La Belgique illustre parfaitement cette stratégie. Avec un indice de Gini de 0,298, la France se situe entre les Pays-Bas (0,295) et l’Allemagne (0,303). Ces pays combinent des systèmes sociaux efficaces avec des inégalités primaires mieux maîtrisées, évitant le cercle vicieux français où des écarts de revenus importants nécessitent une redistribution massive.

Les pays nordiques offrent un autre modèle de référence. Le modèle social scandinave, même affaibli par les réformes récentes, demeure performant. Le premier groupe mêle les pays dits d’Europe continentale (Allemagne, Belgique, France, Luxembourg, Pays-Bas) et les pays dits nordiques (Danemark, Suède, Finlande) : ces pays, que l’on peut appeler de l’Ouest et du Nord (O + N), combinent fortes dépenses et niveaux d’inégalités relativement faibles. Les pays du modèle nordique (Danemark, Suède, Finlande, plus Pays-Bas) se caractérisent par un niveau de protection sociale plus élevé ; ils fournissent des prestations universelles, fondées sur la citoyenneté et financées par l’impôt. Des prestations chômage élevées, des taux de remplacement importants pour les salariés à salaires moyens ou faibles, l’implication des syndicats dans le gestion des prestations sociales vont de pair avec une structure de salaires très resserrée.

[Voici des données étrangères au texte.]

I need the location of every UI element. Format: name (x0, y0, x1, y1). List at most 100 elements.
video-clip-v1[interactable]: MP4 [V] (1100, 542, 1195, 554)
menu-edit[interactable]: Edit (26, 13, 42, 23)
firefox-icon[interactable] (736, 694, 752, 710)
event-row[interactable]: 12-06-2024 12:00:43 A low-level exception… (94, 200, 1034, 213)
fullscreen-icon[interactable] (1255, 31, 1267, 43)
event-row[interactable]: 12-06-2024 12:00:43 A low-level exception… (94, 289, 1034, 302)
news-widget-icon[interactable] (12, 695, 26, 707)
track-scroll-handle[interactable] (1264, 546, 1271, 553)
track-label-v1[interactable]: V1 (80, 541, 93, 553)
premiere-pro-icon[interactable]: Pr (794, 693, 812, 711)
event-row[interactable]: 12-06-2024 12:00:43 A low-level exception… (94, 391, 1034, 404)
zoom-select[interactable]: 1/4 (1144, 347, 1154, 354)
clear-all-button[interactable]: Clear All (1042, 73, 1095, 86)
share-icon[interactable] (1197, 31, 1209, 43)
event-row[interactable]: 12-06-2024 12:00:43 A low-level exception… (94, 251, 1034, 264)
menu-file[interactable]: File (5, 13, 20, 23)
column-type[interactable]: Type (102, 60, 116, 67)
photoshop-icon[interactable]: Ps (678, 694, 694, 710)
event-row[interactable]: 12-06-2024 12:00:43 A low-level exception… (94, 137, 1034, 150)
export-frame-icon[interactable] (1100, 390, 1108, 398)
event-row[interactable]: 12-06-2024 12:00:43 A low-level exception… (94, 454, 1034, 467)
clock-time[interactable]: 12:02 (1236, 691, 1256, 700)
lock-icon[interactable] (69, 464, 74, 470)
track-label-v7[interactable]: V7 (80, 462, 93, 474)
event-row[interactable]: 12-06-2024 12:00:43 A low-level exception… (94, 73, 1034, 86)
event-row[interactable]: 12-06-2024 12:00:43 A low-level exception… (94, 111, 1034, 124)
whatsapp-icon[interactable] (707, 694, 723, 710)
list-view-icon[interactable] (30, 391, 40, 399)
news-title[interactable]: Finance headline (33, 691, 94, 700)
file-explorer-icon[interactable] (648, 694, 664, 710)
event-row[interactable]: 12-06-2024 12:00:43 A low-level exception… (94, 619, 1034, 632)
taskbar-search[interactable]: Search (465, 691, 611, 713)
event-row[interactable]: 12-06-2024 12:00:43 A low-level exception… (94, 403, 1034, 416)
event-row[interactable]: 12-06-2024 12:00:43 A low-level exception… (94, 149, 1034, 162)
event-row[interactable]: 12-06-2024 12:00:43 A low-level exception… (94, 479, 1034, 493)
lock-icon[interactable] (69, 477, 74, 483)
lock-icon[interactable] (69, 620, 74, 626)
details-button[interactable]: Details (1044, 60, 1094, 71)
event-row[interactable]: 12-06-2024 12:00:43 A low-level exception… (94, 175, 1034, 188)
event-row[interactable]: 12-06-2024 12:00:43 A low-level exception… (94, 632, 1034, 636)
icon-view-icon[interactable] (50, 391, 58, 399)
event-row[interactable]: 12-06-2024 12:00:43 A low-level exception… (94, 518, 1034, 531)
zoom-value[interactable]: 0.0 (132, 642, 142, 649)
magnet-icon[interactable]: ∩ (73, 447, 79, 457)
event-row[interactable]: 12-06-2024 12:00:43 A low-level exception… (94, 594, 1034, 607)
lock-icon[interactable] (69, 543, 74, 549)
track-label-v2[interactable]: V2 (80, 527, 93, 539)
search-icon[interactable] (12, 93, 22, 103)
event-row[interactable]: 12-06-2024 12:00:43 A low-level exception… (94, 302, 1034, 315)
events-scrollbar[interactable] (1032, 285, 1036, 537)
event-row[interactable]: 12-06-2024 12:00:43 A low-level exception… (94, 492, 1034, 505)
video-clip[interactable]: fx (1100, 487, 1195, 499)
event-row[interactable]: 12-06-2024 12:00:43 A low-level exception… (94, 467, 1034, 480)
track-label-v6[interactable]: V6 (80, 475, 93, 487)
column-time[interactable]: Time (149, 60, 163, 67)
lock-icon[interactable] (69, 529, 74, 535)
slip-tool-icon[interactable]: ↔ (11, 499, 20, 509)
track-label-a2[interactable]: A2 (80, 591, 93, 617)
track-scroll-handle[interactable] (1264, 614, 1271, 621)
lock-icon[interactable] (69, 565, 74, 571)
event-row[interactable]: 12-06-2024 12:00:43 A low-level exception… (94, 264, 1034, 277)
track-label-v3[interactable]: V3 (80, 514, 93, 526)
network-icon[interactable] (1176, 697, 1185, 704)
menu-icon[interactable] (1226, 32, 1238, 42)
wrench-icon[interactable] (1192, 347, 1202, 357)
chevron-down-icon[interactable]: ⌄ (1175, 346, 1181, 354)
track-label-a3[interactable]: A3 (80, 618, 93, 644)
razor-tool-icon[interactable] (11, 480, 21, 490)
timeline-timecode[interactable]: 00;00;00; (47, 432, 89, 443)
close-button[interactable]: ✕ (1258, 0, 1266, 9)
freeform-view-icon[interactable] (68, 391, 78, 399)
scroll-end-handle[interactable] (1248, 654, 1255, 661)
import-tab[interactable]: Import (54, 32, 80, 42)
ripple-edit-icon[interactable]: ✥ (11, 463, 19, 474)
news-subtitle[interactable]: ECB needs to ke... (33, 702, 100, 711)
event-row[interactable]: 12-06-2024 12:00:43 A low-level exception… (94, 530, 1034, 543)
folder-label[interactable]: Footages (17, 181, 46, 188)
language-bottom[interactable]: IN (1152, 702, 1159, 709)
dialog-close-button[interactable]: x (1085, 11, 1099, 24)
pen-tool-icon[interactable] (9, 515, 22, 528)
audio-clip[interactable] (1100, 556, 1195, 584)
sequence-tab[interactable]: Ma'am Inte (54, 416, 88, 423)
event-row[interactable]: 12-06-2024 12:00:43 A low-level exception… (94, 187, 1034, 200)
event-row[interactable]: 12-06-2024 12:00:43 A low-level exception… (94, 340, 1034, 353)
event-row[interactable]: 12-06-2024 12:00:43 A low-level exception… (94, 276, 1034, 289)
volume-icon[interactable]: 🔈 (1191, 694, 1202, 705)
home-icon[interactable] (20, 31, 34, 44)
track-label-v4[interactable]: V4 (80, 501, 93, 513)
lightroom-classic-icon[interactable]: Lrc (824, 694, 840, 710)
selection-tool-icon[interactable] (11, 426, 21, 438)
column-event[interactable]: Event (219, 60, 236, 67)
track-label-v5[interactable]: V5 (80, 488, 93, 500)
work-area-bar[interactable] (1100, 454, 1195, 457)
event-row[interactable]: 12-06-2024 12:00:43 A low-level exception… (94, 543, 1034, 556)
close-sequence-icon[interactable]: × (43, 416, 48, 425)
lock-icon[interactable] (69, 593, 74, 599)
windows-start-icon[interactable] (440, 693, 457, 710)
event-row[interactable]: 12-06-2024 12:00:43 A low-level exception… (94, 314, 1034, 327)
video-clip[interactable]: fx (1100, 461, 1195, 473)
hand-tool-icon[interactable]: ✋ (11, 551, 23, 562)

L’urgence d’une transformation du modèle français

Cette dégradation relative de la position française s’accompagne d’une hausse préoccupante de la pauvreté. Le taux de pauvreté en 2024 est en France de 15,9 % (en hausse de 0,5 point par rapport à 2023), contre une moyenne de 16,2 % (stable) dans l’Union européenne selon Eurostat. Par ailleurs, le taux de pauvreté atteint 15,9 % en 2024 en France, en hausse de 0,5 point sur un an. On voit ainsi une pression plus forte sur les ménages les plus fragiles.

Ces constats interrogent la soutenabilité du modèle français. Si la redistribution parvient encore à réduire les écarts de revenus, elle échoue à créer les conditions d’une véritable mobilité sociale. Plus préoccupant encore, elle maintient une fraction importante de la population dans une dépendance qui devient rapidement un frein à l’émancipation économique.

La solution ne réside pas dans un abandon du modèle social français mais dans sa transformation. Le modèle repose en effet historiquement sur un niveau élevé de redistribution pour corriger des inégalités de revenus parmi les plus fortes avant intervention publique en Europe. Or, ce mécanisme semble aujourd’hui moins lisible dans ses effets. La progression des revenus du travail, le fonctionnement du marché de l’emploi et certaines évolutions fiscales creusent des écarts initiaux importants, que la redistribution compense moins efficacement qu’auparavant.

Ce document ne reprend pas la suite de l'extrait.